# South Padre Island 2009 Pics (Usaci Regional)



## doitor (Aug 16, 2007)




----------



## doitor (Aug 16, 2007)




----------



## doitor (Aug 16, 2007)




----------



## doitor (Aug 16, 2007)




----------



## MuTT (Apr 4, 2007)

nice!...that Lexus is wondertastic!


----------



## doitor (Aug 16, 2007)

MuTT said:


> nice!...that Lexus is wondertastic!


And it sounds better than it looks.
It's an amazing car all around.
It has to be one of the Top 5 car's I've heard. 

Jorge.


----------



## Hillbilly SQ (Jan 26, 2007)

Todd did a good job on that lexus.

Jorge did you wash the salt and bird poop off your car on the way out? Looks kind of humid and see seagulls too:laugh:


----------



## doitor (Aug 16, 2007)

Hillbilly SQ said:


> Todd did a good job on that lexus.
> 
> Jorge did you wash the salt and bird poop off your car on the way out? Looks kind of humid and see seagulls too:laugh:


Yes to both. 

J.


----------



## imjustjason (Jun 26, 2006)

doitor said:


>



YES!!!!


----------



## ErinH (Feb 14, 2007)

The Rex has a handicap tag.


----------



## AWC (Mar 31, 2008)

home sweet home....was that Aransas Pass...Pt. Isabel?


----------



## 8675309 (Jan 8, 2007)

I really wanted too hear the car but it was not ready yet. I was up their 2 weekends ago and they were balls to the wall on the car. You have to really see all of the work. It is simply amazing. Todd mentioned the lexus got best of show.




Hillbilly SQ said:


> Todd did a good job on that lexus.
> 
> Jorge did you wash the salt and bird poop off your car on the way out? Looks kind of humid and see seagulls too:laugh:


----------



## doitor (Aug 16, 2007)

bikinpunk said:


> The Rex has a handicap tag.


Yes, it's actually modified. The owner uses a wheel chair so it has throtle and brakes with a bike like handlebar.




















AWC said:


> home sweet home....was that Aransas Pass...Pt. Isabel?


Pt. Isabel



8675309 said:


> I really wanted too hear the car but it was not ready yet. I was up their 2 weekends ago and they were balls to the wall on the car. You have to really see all of the work. It is simply amazing.
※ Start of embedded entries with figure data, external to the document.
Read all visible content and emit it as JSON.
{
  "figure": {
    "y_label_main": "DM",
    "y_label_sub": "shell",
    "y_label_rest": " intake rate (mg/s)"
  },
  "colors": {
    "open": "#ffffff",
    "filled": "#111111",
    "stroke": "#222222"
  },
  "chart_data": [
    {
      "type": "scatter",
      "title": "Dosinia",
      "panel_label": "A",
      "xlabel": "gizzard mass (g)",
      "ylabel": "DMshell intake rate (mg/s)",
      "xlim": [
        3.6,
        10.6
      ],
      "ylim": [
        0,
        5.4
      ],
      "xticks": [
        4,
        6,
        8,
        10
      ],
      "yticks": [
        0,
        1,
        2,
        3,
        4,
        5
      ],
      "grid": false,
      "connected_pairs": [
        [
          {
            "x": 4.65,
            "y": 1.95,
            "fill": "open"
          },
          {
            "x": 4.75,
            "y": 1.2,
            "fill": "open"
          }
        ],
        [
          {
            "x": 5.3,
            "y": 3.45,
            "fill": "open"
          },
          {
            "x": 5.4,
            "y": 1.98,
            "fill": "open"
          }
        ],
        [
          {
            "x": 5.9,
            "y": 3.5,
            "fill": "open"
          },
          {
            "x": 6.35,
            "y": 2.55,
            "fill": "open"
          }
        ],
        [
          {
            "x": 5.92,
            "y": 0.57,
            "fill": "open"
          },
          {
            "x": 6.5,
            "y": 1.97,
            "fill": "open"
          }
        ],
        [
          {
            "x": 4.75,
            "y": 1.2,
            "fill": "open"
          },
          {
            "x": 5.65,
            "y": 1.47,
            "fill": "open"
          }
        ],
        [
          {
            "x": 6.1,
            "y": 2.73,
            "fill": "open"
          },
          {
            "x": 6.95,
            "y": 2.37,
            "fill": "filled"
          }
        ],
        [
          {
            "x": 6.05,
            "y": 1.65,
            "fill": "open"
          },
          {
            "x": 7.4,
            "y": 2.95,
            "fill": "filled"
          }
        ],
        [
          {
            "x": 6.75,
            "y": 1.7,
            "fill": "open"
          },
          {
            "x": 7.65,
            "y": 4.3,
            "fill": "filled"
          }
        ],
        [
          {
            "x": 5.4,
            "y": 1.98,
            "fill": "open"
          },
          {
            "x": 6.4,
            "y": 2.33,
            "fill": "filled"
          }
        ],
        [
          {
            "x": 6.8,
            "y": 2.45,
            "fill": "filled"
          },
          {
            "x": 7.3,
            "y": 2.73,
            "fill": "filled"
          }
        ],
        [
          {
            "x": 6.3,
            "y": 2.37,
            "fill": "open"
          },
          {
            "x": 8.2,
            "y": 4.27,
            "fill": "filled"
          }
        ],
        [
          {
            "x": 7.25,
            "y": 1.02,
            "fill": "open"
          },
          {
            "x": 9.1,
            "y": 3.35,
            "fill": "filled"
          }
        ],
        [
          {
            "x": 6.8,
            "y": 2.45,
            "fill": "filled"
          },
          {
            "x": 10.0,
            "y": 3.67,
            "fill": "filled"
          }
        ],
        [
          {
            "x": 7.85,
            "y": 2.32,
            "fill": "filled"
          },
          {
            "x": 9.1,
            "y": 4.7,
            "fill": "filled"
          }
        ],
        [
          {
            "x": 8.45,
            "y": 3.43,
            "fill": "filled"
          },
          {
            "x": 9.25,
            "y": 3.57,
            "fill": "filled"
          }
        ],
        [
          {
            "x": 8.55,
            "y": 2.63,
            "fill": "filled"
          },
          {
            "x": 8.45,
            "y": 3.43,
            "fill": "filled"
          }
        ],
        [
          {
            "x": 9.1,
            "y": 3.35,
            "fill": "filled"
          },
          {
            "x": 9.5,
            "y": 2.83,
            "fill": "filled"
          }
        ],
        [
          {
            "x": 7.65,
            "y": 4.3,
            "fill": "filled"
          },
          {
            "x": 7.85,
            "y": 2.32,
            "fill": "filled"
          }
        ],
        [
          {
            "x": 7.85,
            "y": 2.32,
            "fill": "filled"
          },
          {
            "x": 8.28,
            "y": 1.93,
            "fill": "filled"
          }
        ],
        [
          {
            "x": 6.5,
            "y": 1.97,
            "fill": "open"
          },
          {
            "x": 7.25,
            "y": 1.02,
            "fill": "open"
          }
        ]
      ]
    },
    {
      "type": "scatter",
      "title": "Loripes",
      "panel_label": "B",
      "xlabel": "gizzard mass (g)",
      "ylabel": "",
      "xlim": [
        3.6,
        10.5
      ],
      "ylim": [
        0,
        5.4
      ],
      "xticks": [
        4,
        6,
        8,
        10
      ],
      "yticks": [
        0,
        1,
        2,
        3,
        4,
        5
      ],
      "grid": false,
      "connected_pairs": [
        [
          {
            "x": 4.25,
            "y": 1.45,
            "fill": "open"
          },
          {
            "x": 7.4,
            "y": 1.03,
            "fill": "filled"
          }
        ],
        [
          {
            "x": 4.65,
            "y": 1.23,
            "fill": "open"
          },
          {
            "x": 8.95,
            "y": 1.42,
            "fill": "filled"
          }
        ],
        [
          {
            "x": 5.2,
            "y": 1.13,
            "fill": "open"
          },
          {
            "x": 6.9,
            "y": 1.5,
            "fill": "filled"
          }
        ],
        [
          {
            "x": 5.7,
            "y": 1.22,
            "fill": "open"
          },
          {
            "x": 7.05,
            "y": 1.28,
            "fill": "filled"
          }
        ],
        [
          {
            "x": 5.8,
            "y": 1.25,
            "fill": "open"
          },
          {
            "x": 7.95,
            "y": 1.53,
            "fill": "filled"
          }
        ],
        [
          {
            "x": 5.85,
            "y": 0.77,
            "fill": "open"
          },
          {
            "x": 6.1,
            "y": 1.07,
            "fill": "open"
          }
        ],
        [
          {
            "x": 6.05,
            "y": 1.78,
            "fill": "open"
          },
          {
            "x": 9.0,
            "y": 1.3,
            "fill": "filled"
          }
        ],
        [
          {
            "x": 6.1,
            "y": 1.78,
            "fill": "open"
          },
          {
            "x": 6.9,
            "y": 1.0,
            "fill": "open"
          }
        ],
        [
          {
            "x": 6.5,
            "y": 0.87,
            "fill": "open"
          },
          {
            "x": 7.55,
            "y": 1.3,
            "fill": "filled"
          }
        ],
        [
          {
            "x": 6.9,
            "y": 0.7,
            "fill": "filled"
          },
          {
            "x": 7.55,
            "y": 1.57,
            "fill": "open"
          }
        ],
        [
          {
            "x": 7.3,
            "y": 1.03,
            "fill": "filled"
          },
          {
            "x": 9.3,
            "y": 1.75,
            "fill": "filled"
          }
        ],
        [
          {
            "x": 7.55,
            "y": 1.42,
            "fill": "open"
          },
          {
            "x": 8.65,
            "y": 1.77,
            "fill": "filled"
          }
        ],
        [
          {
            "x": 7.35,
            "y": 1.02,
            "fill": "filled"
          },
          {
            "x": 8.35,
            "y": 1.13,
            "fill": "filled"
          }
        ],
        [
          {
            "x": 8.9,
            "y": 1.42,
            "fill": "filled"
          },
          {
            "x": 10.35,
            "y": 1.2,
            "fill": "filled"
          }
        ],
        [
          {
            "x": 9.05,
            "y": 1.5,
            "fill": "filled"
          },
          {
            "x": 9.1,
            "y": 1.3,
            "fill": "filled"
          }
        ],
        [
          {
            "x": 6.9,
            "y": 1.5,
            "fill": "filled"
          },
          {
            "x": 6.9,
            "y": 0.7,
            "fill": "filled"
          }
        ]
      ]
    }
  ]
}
Todd mentioned the lexus got best of show.


Yes, the Lexus got First in Intermediate Consumer and Best of Show.
According to Todd they have very little tuning time in the car so far, but it's amazing and can ripp your head off with volume not even braking a sweat.

Jorge.


----------



## Ozziefudd (Oct 1, 2008)

Hillbilly SQ said:


> Todd did a good job on that lexus.
> 
> Jorge did you wash the salt and bird poop off your car on the way out? Looks kind of humid and see seagulls too:laugh:


The lexus had a big seagull load dropped on it in the middle of judging!

Steve's handlers had it cleaned off in no time!


----------



## Ozziefudd (Oct 1, 2008)

AWC said:


> home sweet home....was that Aransas Pass...Pt. Isabel?


Close, its actually the convention center on South Padre, Island


----------